Daniela erschauerte, zog an Davids Arm.
»Komm!«
Sie ging rückwärts und zog ihn sanft mit sich. Beide starrten weiter auf den Fliegenschwarm, der ihnen folgte und kaum mehr wie ein Schwarm aussah. Die Insekten wurden – oder hatten – sich so stark komprimiert, dass der Schemen wie eine schwarze, feste Gestalt aussah. Wie ein kräftiger Gnom. Sie gingen einen weiteren Schritt zurück und fröstelten. Es war kalt geworden in dem Haus, fast eisig.

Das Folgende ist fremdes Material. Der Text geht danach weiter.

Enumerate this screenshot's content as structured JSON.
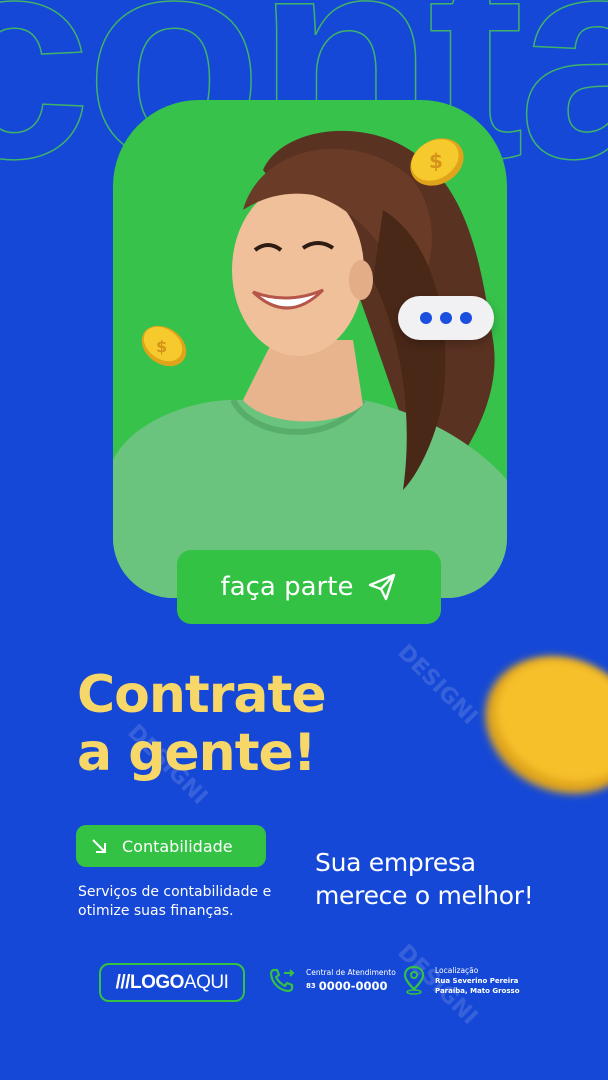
{
  "background_word": "contabil",
  "watermark": "DESIGNI",
  "cta": {
    "label": "faça parte",
    "icon": "paper-plane-icon"
  },
  "headline": {
    "line1": "Contrate",
    "line2": "a gente!"
  },
  "service_pill": {
    "label": "Contabilidade",
    "icon": "arrow-down-right-icon"
  },
  "description": "Serviços de contabilidade e otimize suas finanças.",
  "tagline": {
    "line1": "Sua empresa",
    "line2": "merece o melhor!"
  },
  "logo": {
    "slashes": "///",
    "part1": "LOGO",
    "part2": "AQUI"
  },
  "contact": {
    "label": "Central de Atendimento",
    "area_code": "83",
    "number": "0000-0000",
    "icon": "phone-transfer-icon"
  },
  "location": {
    "label": "Localização",
    "line1": "Rua Severino Pereira",
    "line2": "Paraíba, Mato Grosso",
    "icon": "map-pin-icon"
  },
  "colors": {
    "background": "#1548d6",
    "green": "#33c244",
    "yellow": "#f7d768",
    "white": "#ffffff"
  }
}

»Riechst du das?«, fragte David und Daniela hob ihren Kopf und sog Luft ein. Ein ekliger Hauch. Ähnlich dem im letzten Sommer beim Abschlusszelten mit der Klasse. Sie waren über drei Nächte draußen gewesen und Jonah hatte sein Grillfleisch in einer Plastiktüte vergessen. Es hatte drei Tage in der Sonne gelegen. Die Tüte hatte sich aufgebläht und aus Spaß hatten sie sie geöffnet und hätten bei dem austretenden Gestank fast kotzen müssen. Jetzt roch es ähnlich. Das Brummen der Fliegen hatte aufgehört und der Schemen schritt auch nicht weiter voran. Wie festgefroren war er mitten in der Bewegung erstarrt.

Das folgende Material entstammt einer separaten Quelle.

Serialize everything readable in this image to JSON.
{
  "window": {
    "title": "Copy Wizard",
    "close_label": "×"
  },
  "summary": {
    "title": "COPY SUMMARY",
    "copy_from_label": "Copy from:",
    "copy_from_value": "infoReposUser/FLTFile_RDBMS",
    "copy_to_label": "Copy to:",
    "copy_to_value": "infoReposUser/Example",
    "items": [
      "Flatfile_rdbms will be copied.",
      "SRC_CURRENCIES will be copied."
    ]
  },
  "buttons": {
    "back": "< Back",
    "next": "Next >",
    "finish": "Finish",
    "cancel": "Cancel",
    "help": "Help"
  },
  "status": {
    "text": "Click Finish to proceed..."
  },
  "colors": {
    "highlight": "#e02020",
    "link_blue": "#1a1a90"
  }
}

»Was ist jetzt?«, fragte David.
»Zurück«, zischte Daniela inmitten zwei größerer Schritte, die sie ihren Freund mit sich zog.
»Zurück, David!«, schrie sie, drehte sich, intuitiv eine Gefahr spürend, um und lief auf die Haustür zu.
»Scheiße!«, schrie David und hetzte Daniela hinterher. Die Gestalt kam mit einem enormen Satz auf sie zu gesprungen und folgte ihnen. Sie erreichten Hand in Hand die Treppe, David schleuderte die Haustür hinter sich zu und sie sprangen in einem Satz auf die Auffahrt. Hinter ihnen zerbarst Holz und eine Scheibe zersplitterte mit einem lauten Knall. Daniela schrie panisch, David lief an ihr vorbei und zog sie mit. Sie rannten auf die Straße und spürten eine Bedrohung hinter sich, die Todesängste in ihnen auslöste. Vor ihnen zerschnitt Scheinwerferlicht die Dunkelheit und ein Auto bog auf die Einfahrt ein, blendete sie und versprach Hilfe und Erlösung von diesem Albtraum.
»Hilfe!«, schrie Daniela und stolperte. David zog sie hoch und sie spürte wie irgendetwas nach ihr greifen wollte, sie aber verfehlte.